5. En troisième lieu, dès lors qu'il ne justifiait pas d'une présence habituelle et continue de dix ans en France, le préfet de police a pu mentionner, sans erreur de fait, que M. B... n'était pas en mesure d'attester de façon probante d'une telle ancienneté de résidence en France. Il ne ressort pas des pièces du dossier, par ailleurs, que ce dernier ait porté à la connaissance du préfet de police, préalablement à la décision litigieuse, des éléments relatifs à sa situation personnelle susceptibles d'être qualifiés de circonstances humanitaires ou de motifs exceptionnels au sens des dispositions précitées de l'article L. 435-1 du code de l'entrée et du séjour des étrangers et du droit d'asile, la durée du séjour ne pouvant à elle seule, en tout état de cause, constituer un tel motif. Le préfet de police n'a donc pas méconnu les dispositions de l'article L. 435-1 du code de l'entrée et du séjour des étrangers et du droit d'asile, en refusant son admission exceptionnelle au séjour.

En ce qui concerne l'obligation de quitter le territoire français :

6. En premier lieu, il résulte de ce qui précède que le moyen, invoqué à l'encontre de la décision distincte portant obligation de quitter le territoire, et tiré de l'illégalité du refus de titre de séjour, doit être écarté.

7. En deuxième lieu, aux termes de l'article L. 611-1 du code de l'entrée et du séjour des étrangers et d'asile : " L'autorité administrative peut obliger un étranger à quitter le territoire français lorsqu'il se trouve dans les cas suivants : (...) / 3° L'étranger s'est vu refuser la délivrance d'un titre de séjour, (...) ", et aux termes de l'article L. 613-1 du même code : " La décision portant obligation de quitter le territoire français est motivée. / Dans le cas prévu au 3° de l'article L. 611-1, la décision portant obligation de quitter le territoire français n'a pas à faire l'objet d'une motivation distincte de celle de la décision relative au séjour. Toutefois, les motifs des décisions relatives au délai de départ volontaire et à l'interdiction de retour édictées le cas échéant sont indiqués. ".

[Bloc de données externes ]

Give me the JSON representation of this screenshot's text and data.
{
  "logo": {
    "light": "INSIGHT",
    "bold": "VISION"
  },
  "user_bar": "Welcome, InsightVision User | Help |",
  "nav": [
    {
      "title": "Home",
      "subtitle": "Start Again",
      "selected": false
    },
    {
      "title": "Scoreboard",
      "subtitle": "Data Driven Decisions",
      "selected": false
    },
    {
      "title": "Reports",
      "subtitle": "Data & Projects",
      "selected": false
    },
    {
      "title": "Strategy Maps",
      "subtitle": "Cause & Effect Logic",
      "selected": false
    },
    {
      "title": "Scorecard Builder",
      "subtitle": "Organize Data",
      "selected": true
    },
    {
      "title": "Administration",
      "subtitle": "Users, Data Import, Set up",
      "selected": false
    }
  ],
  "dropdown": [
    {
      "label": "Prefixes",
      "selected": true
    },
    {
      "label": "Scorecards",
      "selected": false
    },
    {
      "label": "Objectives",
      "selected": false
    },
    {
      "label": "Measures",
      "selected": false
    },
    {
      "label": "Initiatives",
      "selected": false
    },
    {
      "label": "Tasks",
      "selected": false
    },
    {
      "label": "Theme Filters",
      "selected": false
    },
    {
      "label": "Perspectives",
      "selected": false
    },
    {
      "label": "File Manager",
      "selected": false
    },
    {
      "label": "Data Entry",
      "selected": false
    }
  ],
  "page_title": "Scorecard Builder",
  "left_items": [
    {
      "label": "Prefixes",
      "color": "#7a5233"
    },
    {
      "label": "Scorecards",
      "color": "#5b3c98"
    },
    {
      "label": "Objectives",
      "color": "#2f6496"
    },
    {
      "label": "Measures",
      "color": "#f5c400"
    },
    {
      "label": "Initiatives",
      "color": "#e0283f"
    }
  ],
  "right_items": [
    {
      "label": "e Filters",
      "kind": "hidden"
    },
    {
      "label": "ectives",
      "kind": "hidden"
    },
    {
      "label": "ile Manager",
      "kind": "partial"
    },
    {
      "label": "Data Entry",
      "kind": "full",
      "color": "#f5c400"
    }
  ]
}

8. La décision portant refus de titre de séjour, que comporte l'arrêté contesté, qui contient les considérations de droit et les circonstances de fait sur lesquelles elle se fonde, est comme il a été exposé au point 3, suffisamment motivée. En application des dispositions de l'article L. 613-1 du code de l'entrée et du séjour des étrangers et d'asile, la décision portant obligation de quitter le territoire français, prise sur le fondement des dispositions du 3° de l'article L. 611-1, n'avait pas à faire l'objet d'une motivation distincte de celle de la décision de refus de titre de séjour. Le moyen tiré d'un défaut de motivation de l'obligation de quitter le territoire doit donc être écarté. Il ne ressort pas des pièces du dossier, par ailleurs, et comme il a déjà été dit, que le préfet de police n'aurait pas examiné la situation personnelle de M. B....

9. En troisième lieu, aux termes des stipulations de l'article 8 de la convention européenne de sauvegarde des droits de l'homme et des libertés fondamentales : " 1. Toute personne a droit au respect de sa vie privée et familiale, de son domicile et de sa correspondance. / 2. Il ne peut y avoir ingérence d'une autorité publique dans l'exercice de ce droit que pour autant que cette ingérence est prévue par la loi et qu'elle constitue une mesure qui, dans une société démocratique, est nécessaire à la sécurité nationale, à la sûreté publique, au bien-être économique du pays, à la défense de l'ordre et à la prévention des infractions pénales, à la protection de la santé ou de la morale, ou à la protection des droits et libertés d'autrui. ".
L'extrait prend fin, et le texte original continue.